Zastanawiam sie nad lektura tej książki, myśle ze moze kiedyś przy okazji ja przeczytam, choć nie bede jej specjalnie szukać, pomysł jednak wydaje sie ciekawy.
OdpowiedzUsuńPozdrawiam!
http://fanofbooks7.blogspot.com
Pomysł jest bardzo ciekawy, moim zdaniem autor tej książki powinien popracować nad bohaterami i ich wyborami, bo momentami są żałosne, ale ogólnie książka bardzo fajna. :)
UsuńJest! Szukałam książki, która ma bohatera z poczuciem humoru na moim szczeblu (ha ha ha)

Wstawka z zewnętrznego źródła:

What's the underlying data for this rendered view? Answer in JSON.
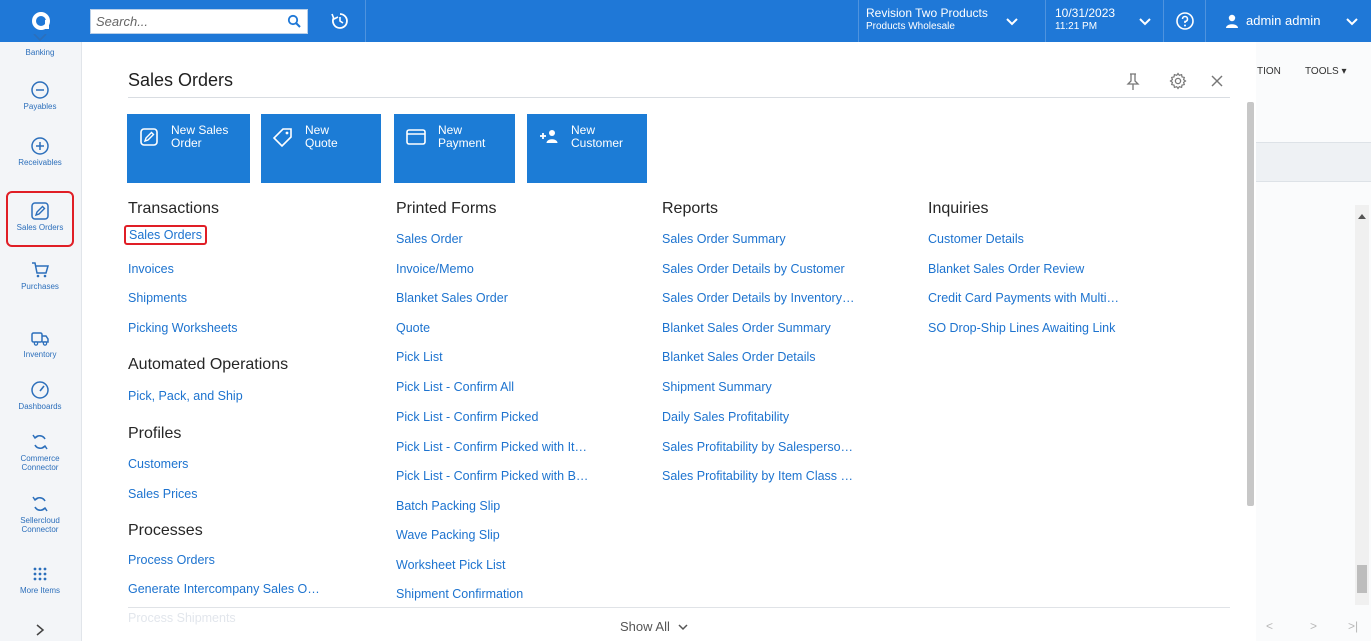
{
  "topbar": {
    "search_placeholder": "Search...",
    "branch_main": "Revision Two Products",
    "branch_sub": "Products Wholesale",
    "date_main": "10/31/2023",
    "date_sub": "11:21 PM",
    "user_name": "admin admin",
    "brand_color": "#1f78d7"
  },
  "sidebar": {
    "items": [
      {
        "label": "Banking",
        "icon": "bank-icon"
      },
      {
        "label": "Payables",
        "icon": "minus-circle-icon"
      },
      {
        "label": "Receivables",
        "icon": "plus-circle-icon"
      },
      {
        "label": "Sales Orders",
        "icon": "edit-icon"
      },
      {
        "label": "Purchases",
        "icon": "cart-icon"
      },
      {
        "label": "Inventory",
        "icon": "truck-icon"
      },
      {
        "label": "Dashboards",
        "icon": "gauge-icon"
      },
      {
        "label": "Commerce Connector",
        "icon": "sync-icon"
      },
      {
        "label": "Sellercloud Connector",
        "icon": "sync-icon"
      },
      {
        "label": "More Items",
        "icon": "grid-icon"
      }
    ],
    "active": "Sales Orders"
  },
  "background": {
    "tab1": "TION",
    "tab2": "TOOLS ▾",
    "pager": [
      "<",
      ">",
      ">|"
    ]
  },
  "panel": {
    "title": "Sales Orders",
    "quick_actions": [
      {
        "line1": "New Sales",
        "line2": "Order",
        "icon": "edit-icon"
      },
      {
        "line1": "New",
        "line2": "Quote",
        "icon": "tag-icon"
      },
      {
        "line1": "New",
        "line2": "Payment",
        "icon": "card-icon"
      },
      {
        "line1": "New",
        "line2": "Customer",
        "icon": "add-user-icon"
      }
    ],
    "transactions": {
      "heading": "Transactions",
      "links": [
        "Sales Orders",
        "Invoices",
        "Shipments",
        "Picking Worksheets"
      ]
    },
    "automated": {
      "heading": "Automated Operations",
      "links": [
        "Pick, Pack, and Ship"
      ]
    },
    "profiles": {
      "heading": "Profiles",
      "links": [
        "Customers",
        "Sales Prices"
      ]
    },
    "processes": {
      "heading": "Processes",
      "links": [
        "Process Orders",
        "Generate Intercompany Sales O…",
        "Process Shipments"
      ]
    },
    "printed_forms": {
      "heading": "Printed Forms",
      "links": [
        "Sales Order",
        "Invoice/Memo",
        "Blanket Sales Order",
        "Quote",
        "Pick List",
        "Pick List - Confirm All",
        "Pick List - Confirm Picked",
        "Pick List - Confirm Picked with It…",
        "Pick List - Confirm Picked with B…",
        "Batch Packing Slip",
        "Wave Packing Slip",
        "Worksheet Pick List",
        "Shipment Confirmation"
      ]
    },
    "reports": {
      "heading": "Reports",
      "links": [
        "Sales Order Summary",
        "Sales Order Details by Customer",
        "Sales Order Details by Inventory…",
        "Blanket Sales Order Summary",
        "Blanket Sales Order Details",
        "Shipment Summary",
        "Daily Sales Profitability",
        "Sales Profitability by Salesperso…",
        "Sales Profitability by Item Class …"
      ]
    },
    "inquiries": {
      "heading": "Inquiries",
      "links": [
        "Customer Details",
        "Blanket Sales Order Review",
        "Credit Card Payments with Multi…",
        "SO Drop-Ship Lines Awaiting Link"
      ]
    },
    "show_all": "Show All"
  }
}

OdpowiedzUsuńOkładka oryginalna przeraża, jednym słowem
Zdrowiej!
Pozdrawiam,
pozeram-ksiazki-jak-ciasteczka.blogspot.com (konkurs)
Ja też takiej szukałam! ;)
UsuńOryginał faktycznie jest lekko przerażający, ale trochę intrygujący.
Hej, nominowałam się Liebster Blog Award: http://bookchilling.blogspot.com/2016/07/liebster-blog-award-1.html
OdpowiedzUsuńZapraszam na bloga po więcej szczegółów i mam nadzieję, że znajdziesz chwilkę, aby wziąć udział w zabawie. ;)
Pozdrawiam!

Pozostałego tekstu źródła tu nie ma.